I would love a new car

Now that I have my license I want a little car for me. I really dont like driving the van. Although I do have alot of kids and could totally do the whole soccer mom thing. I really want a cute little car. My hubby would like a truck with all kinds of truck accessories but I am the one who needs the car not him.

Right now there is no way we could afford to buy another car but in the near future who knows. I totally want a girly car you know the kind that has tinkerbell seat covers and steering wheel covers and the whole nine yards. Its funny though cause I have never been really girly girly but I would totally decorate my car girly girly.
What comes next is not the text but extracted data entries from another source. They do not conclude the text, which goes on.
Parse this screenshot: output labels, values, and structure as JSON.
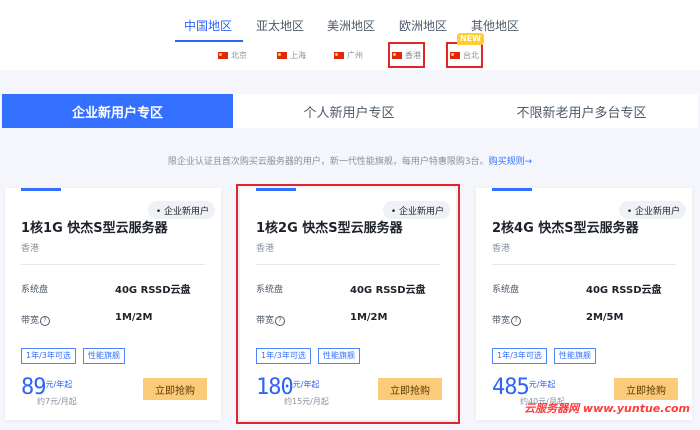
{
  "region_tabs": [
    "中国地区",
    "亚太地区",
    "美洲地区",
    "欧洲地区",
    "其他地区"
  ],
  "cities": [
    "北京",
    "上海",
    "广州",
    "香港",
    "台北"
  ],
  "new_badge": "NEW",
  "user_tabs": [
    "企业新用户专区",
    "个人新用户专区",
    "不限新老用户多台专区"
  ],
  "notice": {
    "text": "限企业认证且首次购买云服务器的用户，新一代性能旗舰，每用户特惠限购3台。",
    "link": "购买规则→"
  },
  "cards": [
    {
      "badge": "• 企业新用户",
      "title": "1核1G 快杰S型云服务器",
      "region": "香港",
      "disk_label": "系统盘",
      "disk_value": "40G RSSD云盘",
      "bw_label": "带宽",
      "bw_value": "1M/2M",
      "tags": [
        "1年/3年可选",
        "性能旗舰"
      ],
      "price": "89",
      "unit": "元/年起",
      "monthly": "约7元/月起",
      "buy": "立即抢购"
    },
    {
      "badge": "• 企业新用户",
      "title": "1核2G 快杰S型云服务器",
      "region": "香港",
      "disk_label": "系统盘",
      "disk_value": "40G RSSD云盘",
      "bw_label": "带宽",
      "bw_value": "1M/2M",
      "tags": [
        "1年/3年可选",
        "性能旗舰"
      ],
      "price": "180",
      "unit": "元/年起",
      "monthly": "约15元/月起",
      "buy": "立即抢购"
    },
    {
      "badge": "• 企业新用户",
      "title": "2核4G 快杰S型云服务器",
      "region": "香港",
      "disk_label": "系统盘",
      "disk_value": "40G RSSD云盘",
      "bw_label": "带宽",
      "bw_value": "2M/5M",
      "tags": [
        "1年/3年可选",
        "性能旗舰"
      ],
      "price": "485",
      "unit": "元/年起",
      "monthly": "约40元/月起",
      "buy": "立即抢购"
    }
  ],
  "watermark": "云服务器网 www.yuntue.com",
  "colors": {
    "accent": "#3370ff",
    "highlight_box": "#e0242b",
    "buy_button": "#fccb7a"
  }
}
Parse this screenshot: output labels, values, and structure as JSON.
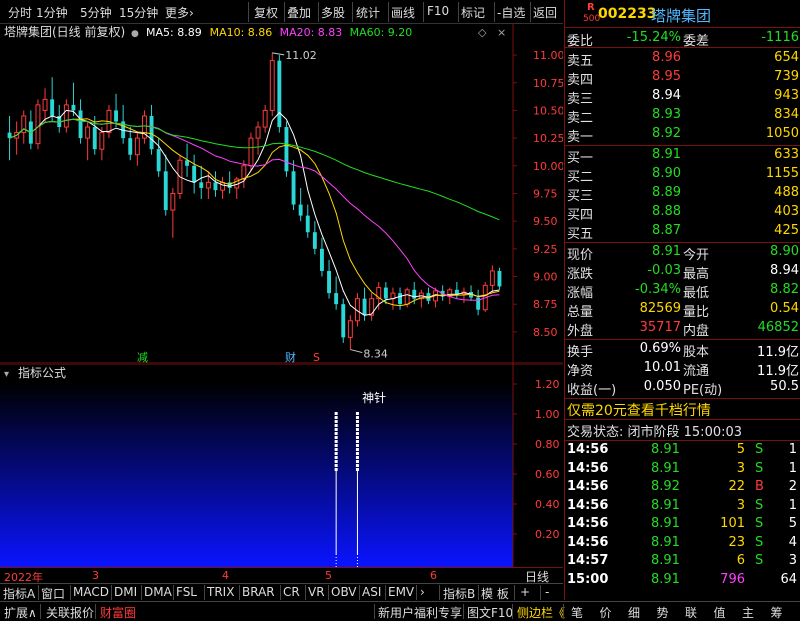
{
  "toolbar": {
    "items": [
      "分时",
      "1分钟",
      "5分钟",
      "15分钟",
      "更多›",
      "复权",
      "叠加",
      "多股",
      "统计",
      "画线",
      "F10",
      "标记",
      "-自选",
      "返回"
    ]
  },
  "chart": {
    "title": "塔牌集团(日线 前复权)",
    "ma": [
      {
        "label": "MA5: 8.89",
        "color": "#ffffff"
      },
      {
        "label": "MA10: 8.86",
        "color": "#ffd700"
      },
      {
        "label": "MA20: 8.83",
        "color": "#ff40ff"
      },
      {
        "label": "MA60: 9.20",
        "color": "#22dd22"
      }
    ],
    "high_label": "11.02",
    "low_label": "8.34",
    "marker_reduce": "减",
    "marker_fin": "财",
    "marker_s": "S",
    "indicator_title": "指标公式",
    "indicator_signal": "神针",
    "date_labels": [
      "2022年",
      "3",
      "4",
      "5",
      "6"
    ],
    "period": "日线"
  },
  "chart_data": {
    "type": "candlestick",
    "y_axis": [
      "11.00",
      "10.75",
      "10.50",
      "10.25",
      "10.00",
      "9.75",
      "9.50",
      "9.25",
      "9.00",
      "8.75",
      "8.50"
    ],
    "ind_axis": [
      "1.20",
      "1.00",
      "0.80",
      "0.60",
      "0.40",
      "0.20"
    ],
    "ylim": [
      8.3,
      11.1
    ],
    "candles": [
      [
        10.3,
        10.45,
        10.05,
        10.25
      ],
      [
        10.25,
        10.4,
        10.1,
        10.3
      ],
      [
        10.3,
        10.5,
        10.2,
        10.45
      ],
      [
        10.4,
        10.5,
        10.15,
        10.2
      ],
      [
        10.2,
        10.6,
        10.15,
        10.55
      ],
      [
        10.5,
        10.7,
        10.4,
        10.6
      ],
      [
        10.6,
        10.8,
        10.4,
        10.45
      ],
      [
        10.45,
        10.55,
        10.3,
        10.35
      ],
      [
        10.35,
        10.6,
        10.3,
        10.55
      ],
      [
        10.55,
        10.75,
        10.45,
        10.5
      ],
      [
        10.5,
        10.6,
        10.2,
        10.25
      ],
      [
        10.25,
        10.4,
        10.05,
        10.35
      ],
      [
        10.35,
        10.45,
        10.1,
        10.15
      ],
      [
        10.15,
        10.35,
        10.05,
        10.3
      ],
      [
        10.3,
        10.55,
        10.25,
        10.5
      ],
      [
        10.5,
        10.65,
        10.35,
        10.4
      ],
      [
        10.4,
        10.55,
        10.2,
        10.25
      ],
      [
        10.25,
        10.35,
        10.05,
        10.1
      ],
      [
        10.1,
        10.3,
        10.0,
        10.25
      ],
      [
        10.25,
        10.5,
        10.2,
        10.45
      ],
      [
        10.45,
        10.55,
        10.1,
        10.15
      ],
      [
        10.15,
        10.25,
        9.9,
        9.95
      ],
      [
        9.95,
        10.1,
        9.55,
        9.6
      ],
      [
        9.6,
        9.8,
        9.35,
        9.75
      ],
      [
        9.75,
        10.1,
        9.7,
        10.05
      ],
      [
        10.05,
        10.2,
        9.9,
        10.0
      ],
      [
        10.0,
        10.1,
        9.75,
        9.85
      ],
      [
        9.85,
        10.0,
        9.7,
        9.8
      ],
      [
        9.8,
        9.95,
        9.7,
        9.85
      ],
      [
        9.85,
        9.95,
        9.72,
        9.78
      ],
      [
        9.78,
        9.9,
        9.7,
        9.85
      ],
      [
        9.85,
        9.95,
        9.75,
        9.8
      ],
      [
        9.8,
        9.9,
        9.7,
        9.88
      ],
      [
        9.88,
        10.05,
        9.8,
        10.0
      ],
      [
        10.0,
        10.3,
        9.95,
        10.25
      ],
      [
        10.25,
        10.4,
        10.1,
        10.35
      ],
      [
        10.35,
        10.55,
        10.3,
        10.5
      ],
      [
        10.5,
        11.02,
        10.45,
        10.95
      ],
      [
        10.95,
        11.0,
        10.3,
        10.35
      ],
      [
        10.35,
        10.4,
        9.9,
        9.95
      ],
      [
        9.95,
        10.05,
        9.6,
        9.65
      ],
      [
        9.65,
        9.8,
        9.5,
        9.55
      ],
      [
        9.55,
        9.65,
        9.35,
        9.4
      ],
      [
        9.4,
        9.5,
        9.2,
        9.25
      ],
      [
        9.25,
        9.35,
        9.0,
        9.05
      ],
      [
        9.05,
        9.15,
        8.8,
        8.85
      ],
      [
        8.85,
        9.0,
        8.7,
        8.75
      ],
      [
        8.75,
        8.8,
        8.4,
        8.45
      ],
      [
        8.45,
        8.65,
        8.34,
        8.6
      ],
      [
        8.6,
        8.85,
        8.55,
        8.8
      ],
      [
        8.8,
        8.9,
        8.6,
        8.65
      ],
      [
        8.65,
        8.85,
        8.6,
        8.8
      ],
      [
        8.8,
        8.95,
        8.7,
        8.9
      ],
      [
        8.9,
        8.95,
        8.75,
        8.8
      ],
      [
        8.8,
        8.9,
        8.7,
        8.85
      ],
      [
        8.85,
        8.9,
        8.7,
        8.75
      ],
      [
        8.75,
        8.9,
        8.72,
        8.88
      ],
      [
        8.88,
        8.95,
        8.75,
        8.8
      ],
      [
        8.8,
        8.88,
        8.72,
        8.85
      ],
      [
        8.85,
        8.9,
        8.75,
        8.78
      ],
      [
        8.78,
        8.9,
        8.72,
        8.87
      ],
      [
        8.87,
        8.92,
        8.78,
        8.82
      ],
      [
        8.82,
        8.9,
        8.75,
        8.88
      ],
      [
        8.88,
        8.95,
        8.8,
        8.84
      ],
      [
        8.84,
        8.9,
        8.76,
        8.86
      ],
      [
        8.86,
        8.92,
        8.78,
        8.81
      ],
      [
        8.81,
        8.88,
        8.65,
        8.7
      ],
      [
        8.7,
        8.95,
        8.68,
        8.92
      ],
      [
        8.92,
        9.1,
        8.85,
        9.05
      ],
      [
        9.05,
        9.08,
        8.88,
        8.91
      ]
    ],
    "signals": [
      {
        "index": 46,
        "value": 1.0
      },
      {
        "index": 49,
        "value": 1.0
      }
    ]
  },
  "quote": {
    "code": "002233",
    "name": "塔牌集团",
    "r_badge": "R",
    "r_sub": "500",
    "weibi_label": "委比",
    "weibi": "-15.24%",
    "weicha_label": "委差",
    "weicha": "-1116",
    "asks": [
      {
        "label": "卖五",
        "price": "8.96",
        "vol": "654",
        "pc": "red"
      },
      {
        "label": "卖四",
        "price": "8.95",
        "vol": "739",
        "pc": "red"
      },
      {
        "label": "卖三",
        "price": "8.94",
        "vol": "943",
        "pc": "white"
      },
      {
        "label": "卖二",
        "price": "8.93",
        "vol": "834",
        "pc": "green"
      },
      {
        "label": "卖一",
        "price": "8.92",
        "vol": "1050",
        "pc": "green"
      }
    ],
    "bids": [
      {
        "label": "买一",
        "price": "8.91",
        "vol": "633",
        "pc": "green"
      },
      {
        "label": "买二",
        "price": "8.90",
        "vol": "1155",
        "pc": "green"
      },
      {
        "label": "买三",
        "price": "8.89",
        "vol": "488",
        "pc": "green"
      },
      {
        "label": "买四",
        "price": "8.88",
        "vol": "403",
        "pc": "green"
      },
      {
        "label": "买五",
        "price": "8.87",
        "vol": "425",
        "pc": "green"
      }
    ],
    "stats": [
      {
        "l1": "现价",
        "v1": "8.91",
        "c1": "green",
        "l2": "今开",
        "v2": "8.90",
        "c2": "green"
      },
      {
        "l1": "涨跌",
        "v1": "-0.03",
        "c1": "green",
        "l2": "最高",
        "v2": "8.94",
        "c2": "white"
      },
      {
        "l1": "涨幅",
        "v1": "-0.34%",
        "c1": "green",
        "l2": "最低",
        "v2": "8.82",
        "c2": "green"
      },
      {
        "l1": "总量",
        "v1": "82569",
        "c1": "yellow",
        "l2": "量比",
        "v2": "0.54",
        "c2": "yellow"
      },
      {
        "l1": "外盘",
        "v1": "35717",
        "c1": "red",
        "l2": "内盘",
        "v2": "46852",
        "c2": "green"
      }
    ],
    "stats2": [
      {
        "l1": "换手",
        "v1": "0.69%",
        "l2": "股本",
        "v2": "11.9亿"
      },
      {
        "l1": "净资",
        "v1": "10.01",
        "l2": "流通",
        "v2": "11.9亿"
      },
      {
        "l1": "收益(一)",
        "v1": "0.050",
        "l2": "PE(动)",
        "v2": "50.5"
      }
    ],
    "promo": "仅需20元查看千档行情",
    "status": "交易状态: 闭市阶段 15:00:03",
    "ticks": [
      {
        "time": "14:56",
        "price": "8.91",
        "vol": "5",
        "side": "S",
        "n": "1",
        "vc": "yellow",
        "sc": "green"
      },
      {
        "time": "14:56",
        "price": "8.91",
        "vol": "3",
        "side": "S",
        "n": "1",
        "vc": "yellow",
        "sc": "green"
      },
      {
        "time": "14:56",
        "price": "8.92",
        "vol": "22",
        "side": "B",
        "n": "2",
        "vc": "yellow",
        "sc": "red"
      },
      {
        "time": "14:56",
        "price": "8.91",
        "vol": "3",
        "side": "S",
        "n": "1",
        "vc": "yellow",
        "sc": "green"
      },
      {
        "time": "14:56",
        "price": "8.91",
        "vol": "101",
        "side": "S",
        "n": "5",
        "vc": "yellow",
        "sc": "green"
      },
      {
        "time": "14:56",
        "price": "8.91",
        "vol": "23",
        "side": "S",
        "n": "4",
        "vc": "yellow",
        "sc": "green"
      },
      {
        "time": "14:57",
        "price": "8.91",
        "vol": "6",
        "side": "S",
        "n": "3",
        "vc": "yellow",
        "sc": "green"
      },
      {
        "time": "15:00",
        "price": "8.91",
        "vol": "796",
        "side": "",
        "n": "64",
        "vc": "magenta",
        "sc": "green"
      }
    ]
  },
  "tabs": [
    "指标A",
    "窗口",
    "MACD",
    "DMI",
    "DMA",
    "FSL",
    "TRIX",
    "BRAR",
    "CR",
    "VR",
    "OBV",
    "ASI",
    "EMV",
    "›",
    "指标B",
    "模 板",
    "+",
    "-"
  ],
  "statusbar": {
    "left": [
      "扩展∧",
      "关联报价",
      "财富圈"
    ],
    "right": [
      "新用户福利专享",
      "图文F10",
      "侧边栏《"
    ],
    "side_tabs": [
      "笔",
      "价",
      "细",
      "势",
      "联",
      "值",
      "主",
      "筹"
    ]
  }
}
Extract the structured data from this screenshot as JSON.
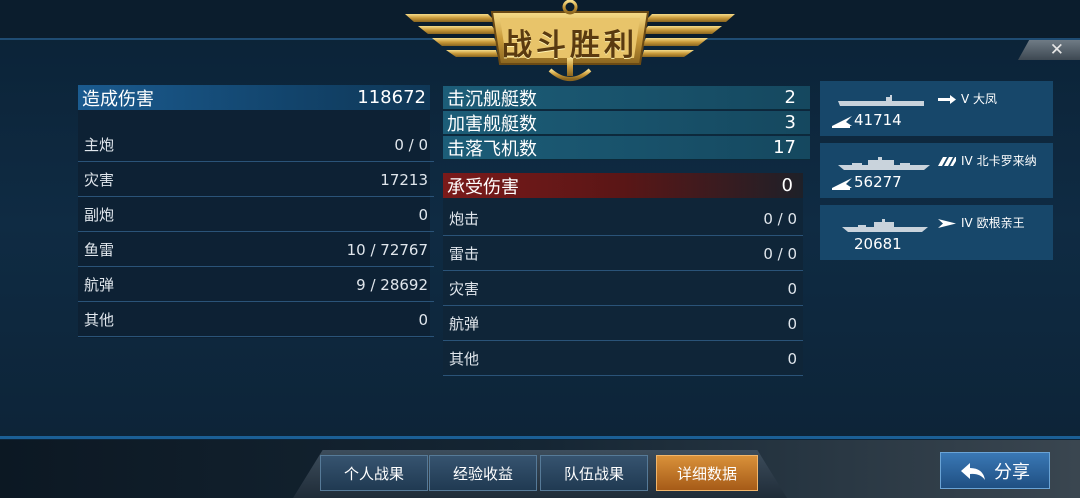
{
  "banner": {
    "title": "战斗胜利"
  },
  "close": {
    "glyph": "✕"
  },
  "damage_dealt": {
    "label": "造成伤害",
    "value": "118672",
    "rows": [
      {
        "label": "主炮",
        "value": "0 / 0"
      },
      {
        "label": "灾害",
        "value": "17213"
      },
      {
        "label": "副炮",
        "value": "0"
      },
      {
        "label": "鱼雷",
        "value": "10 / 72767"
      },
      {
        "label": "航弹",
        "value": "9 / 28692"
      },
      {
        "label": "其他",
        "value": "0"
      }
    ]
  },
  "combat": {
    "rows": [
      {
        "label": "击沉舰艇数",
        "value": "2"
      },
      {
        "label": "加害舰艇数",
        "value": "3"
      },
      {
        "label": "击落飞机数",
        "value": "17"
      }
    ]
  },
  "damage_taken": {
    "label": "承受伤害",
    "value": "0",
    "rows": [
      {
        "label": "炮击",
        "value": "0 / 0"
      },
      {
        "label": "雷击",
        "value": "0 / 0"
      },
      {
        "label": "灾害",
        "value": "0"
      },
      {
        "label": "航弹",
        "value": "0"
      },
      {
        "label": "其他",
        "value": "0"
      }
    ]
  },
  "ships": [
    {
      "tier": "V",
      "name": "大凤",
      "damage": "41714",
      "class_icon": "carrier-class-icon",
      "has_plane": true
    },
    {
      "tier": "IV",
      "name": "北卡罗来纳",
      "damage": "56277",
      "class_icon": "battleship-class-icon",
      "has_plane": true
    },
    {
      "tier": "IV",
      "name": "欧根亲王",
      "damage": "20681",
      "class_icon": "cruiser-class-icon",
      "has_plane": false
    }
  ],
  "tabs": [
    {
      "label": "个人战果",
      "active": false
    },
    {
      "label": "经验收益",
      "active": false
    },
    {
      "label": "队伍战果",
      "active": false
    },
    {
      "label": "详细数据",
      "active": true
    }
  ],
  "share": {
    "label": "分享"
  },
  "colors": {
    "gold": "#c99a3a",
    "active_tab": "#d9913a",
    "header_blue": "#1b5b8f",
    "header_red": "#7a1a1a"
  }
}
I would love a convertible car but that is going way overboard. What kind of car would be your dream car ?





My tummy feels muy malo

I have been having such bad tummy troubles. I dont want to go into details on here but lets just say that what I am putting in isnt all coming out. I have been suffering for like a good week now. My sis-in law suggested that I might need my colon cleansed but I have never had that done.

I have been looking at websites that offer colon cleanse reviews but I am still iffy if I want to do that. I have having anything intrusive done on me. I hate going to the doctors. Although if this doesnt fix itself I might have to go. I just cant stand having things doen to me. I probably suffer from all this crap for not eating right. I need to have more fiber and more veggies in my diet. I know I need to eat better but I still dont follow my own advice.





such sorrow I feel

I hadn’t thought about it till now but we are all going to need some sport sunglasses cause I am sure our eyes will be so puffy from the crying. I just wish we didnt have to buy the sunglasses for such a sad occasion.

I have been waking up from the little bit of sleep I have been getting and I keep wishing it was just a nightmare a really bad nightmare but sadly that is not the case. We still cant get over how we could have lost such an important person in our life. He was the rope that held this family together.

I dont know how we are going to get through this loss. I dont know how his mom is going to survive all of this . I can barely keep my composure how do u think she must be.
Please I need to find the strength from somewhere not to fall into the sadness that is dwelling me right now.